BPA will be publishing a set of sector-specific proposals in an Economic Recovery Plan for government shortly, to highlight our proposals for how ports can assist Britain in its recovery from potentially the deepest recession since records began.

Ports also faced major operational challenges, Warneford-Thomson continued, with 65% reporting a reduction in landside operational staff, 49% report a reduction in marine operational staff, 24% in management staff, 29% faced issues sourcing mechanical components, 44% with sourcing PPE and 5% had problems with storage space for cargo, while 89% of ports had seen a minor to substantial impact, due to illness, self-isolation or furlough.

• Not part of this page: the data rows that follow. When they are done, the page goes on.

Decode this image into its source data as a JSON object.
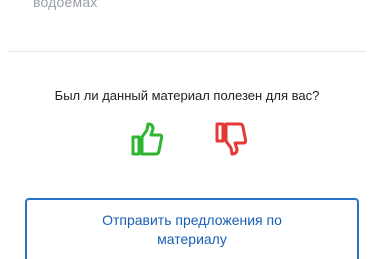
{
  "previous_section": {
    "trailing_text": "водоемах"
  },
  "feedback": {
    "question": "Был ли данный материал полезен для вас?",
    "like_icon": "thumbs-up-icon",
    "dislike_icon": "thumbs-down-icon",
    "like_color": "#2fb52f",
    "dislike_color": "#e53935"
  },
  "suggest": {
    "button_label": "Отправить предложения по материалу",
    "color": "#2a71c9"
  }
}
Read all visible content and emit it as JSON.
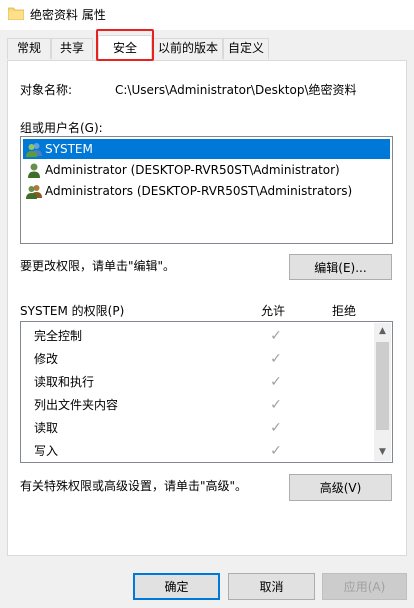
{
  "window": {
    "title": "绝密资料 属性"
  },
  "tabs": [
    {
      "label": "常规"
    },
    {
      "label": "共享"
    },
    {
      "label": "安全",
      "active": true
    },
    {
      "label": "以前的版本"
    },
    {
      "label": "自定义"
    }
  ],
  "security": {
    "object_name_label": "对象名称:",
    "object_name_value": "C:\\Users\\Administrator\\Desktop\\绝密资料",
    "groups_label": "组或用户名(G):",
    "groups": [
      {
        "name": "SYSTEM",
        "icon": "users-group-icon",
        "selected": true
      },
      {
        "name": "Administrator (DESKTOP-RVR50ST\\Administrator)",
        "icon": "user-icon",
        "selected": false
      },
      {
        "name": "Administrators (DESKTOP-RVR50ST\\Administrators)",
        "icon": "users-group-icon",
        "selected": false
      }
    ],
    "change_perm_text": "要更改权限，请单击\"编辑\"。",
    "edit_button": "编辑(E)...",
    "permissions_label": "SYSTEM 的权限(P)",
    "allow_header": "允许",
    "deny_header": "拒绝",
    "permissions": [
      {
        "name": "完全控制",
        "allow": true,
        "deny": false
      },
      {
        "name": "修改",
        "allow": true,
        "deny": false
      },
      {
        "name": "读取和执行",
        "allow": true,
        "deny": false
      },
      {
        "name": "列出文件夹内容",
        "allow": true,
        "deny": false
      },
      {
        "name": "读取",
        "allow": true,
        "deny": false
      },
      {
        "name": "写入",
        "allow": true,
        "deny": false
      }
    ],
    "check_glyph": "✓",
    "advanced_text": "有关特殊权限或高级设置，请单击\"高级\"。",
    "advanced_button": "高级(V)"
  },
  "footer": {
    "ok": "确定",
    "cancel": "取消",
    "apply": "应用(A)"
  },
  "colors": {
    "selection": "#0078d7",
    "tab_highlight": "#e8211e",
    "folder": "#f8d775"
  }
}
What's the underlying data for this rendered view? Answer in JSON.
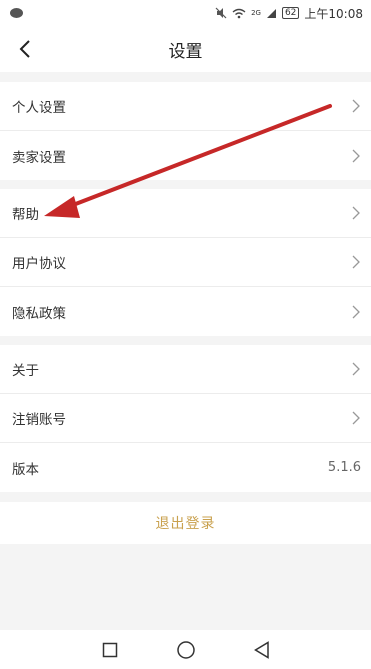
{
  "status_bar": {
    "battery": "62",
    "signal_label": "2G",
    "time": "上午10:08",
    "icons": [
      "wechat-icon",
      "mute-icon",
      "wifi-icon",
      "signal-icon",
      "battery-icon"
    ]
  },
  "header": {
    "title": "设置",
    "back_icon": "back-arrow-icon"
  },
  "groups": [
    {
      "items": [
        {
          "label": "个人设置"
        },
        {
          "label": "卖家设置"
        }
      ]
    },
    {
      "items": [
        {
          "label": "帮助"
        },
        {
          "label": "用户协议"
        },
        {
          "label": "隐私政策"
        }
      ]
    },
    {
      "items": [
        {
          "label": "关于"
        },
        {
          "label": "注销账号"
        },
        {
          "label": "版本",
          "value": "5.1.6"
        }
      ]
    }
  ],
  "logout_label": "退出登录",
  "bottom_nav": {
    "icons": [
      "square-recent-icon",
      "circle-home-icon",
      "triangle-back-icon"
    ]
  },
  "colors": {
    "accent": "#c9a14e",
    "annotation_arrow": "#c62828",
    "background": "#f4f4f4"
  }
}
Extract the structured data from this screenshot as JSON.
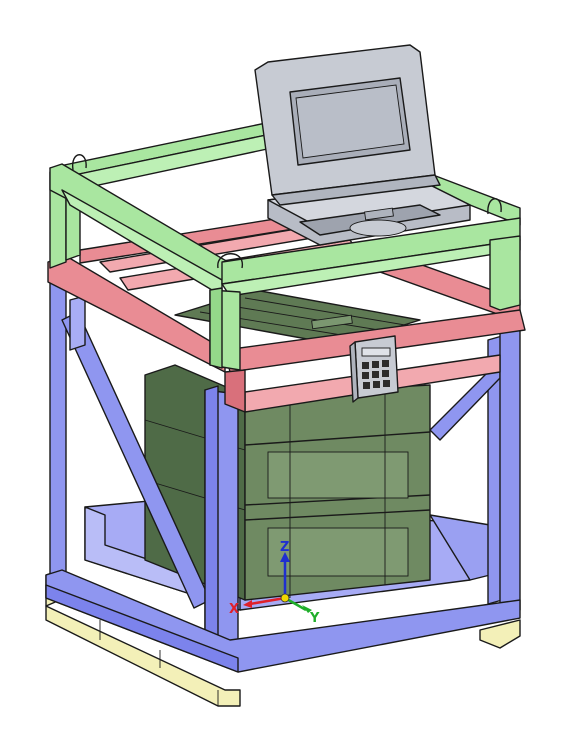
{
  "axes": {
    "x_label": "X",
    "y_label": "Y",
    "z_label": "Z",
    "x_color": "#e0202a",
    "y_color": "#1fae2a",
    "z_color": "#1f2fd0"
  },
  "colors": {
    "top_frame": "#a9e6a0",
    "red_frame": "#e98c94",
    "blue_frame": "#8f96f0",
    "base_tray": "#a7abf5",
    "pallet": "#f3f0b8",
    "crate": "#6f8a62",
    "laptop": "#c7cbd3"
  },
  "components": {
    "top_frame": "lifting-frame",
    "red_frame": "support-frame",
    "blue_frame": "cage-frame",
    "crate": "storage-crate",
    "laptop": "laptop",
    "keypad": "keypad-box",
    "pallet": "pallet-base"
  }
}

The vast majority of port users and tenants have also asked for assistance from ports; including rent holidays, extended payment terms and a reduction in harbour dues, often for all three.

Some 43% of ports said the Brexit transition period should be extended, 32% no and26% did not know.

Of ports who originally had construction projects planned during this time, 64% say they are paused for the time being, 15% say they are progressing at a slower pace, 13% say there has been no impact and 8% say that they have been cancelled completely.

Some 69% of ports said they do not require financial assistance, while 31% did, although many added that if the current situation continues for much longer, then they will do. Similarly, 32% of respondents say they are concerned about borrowings and banking covenants, 68% say they are not.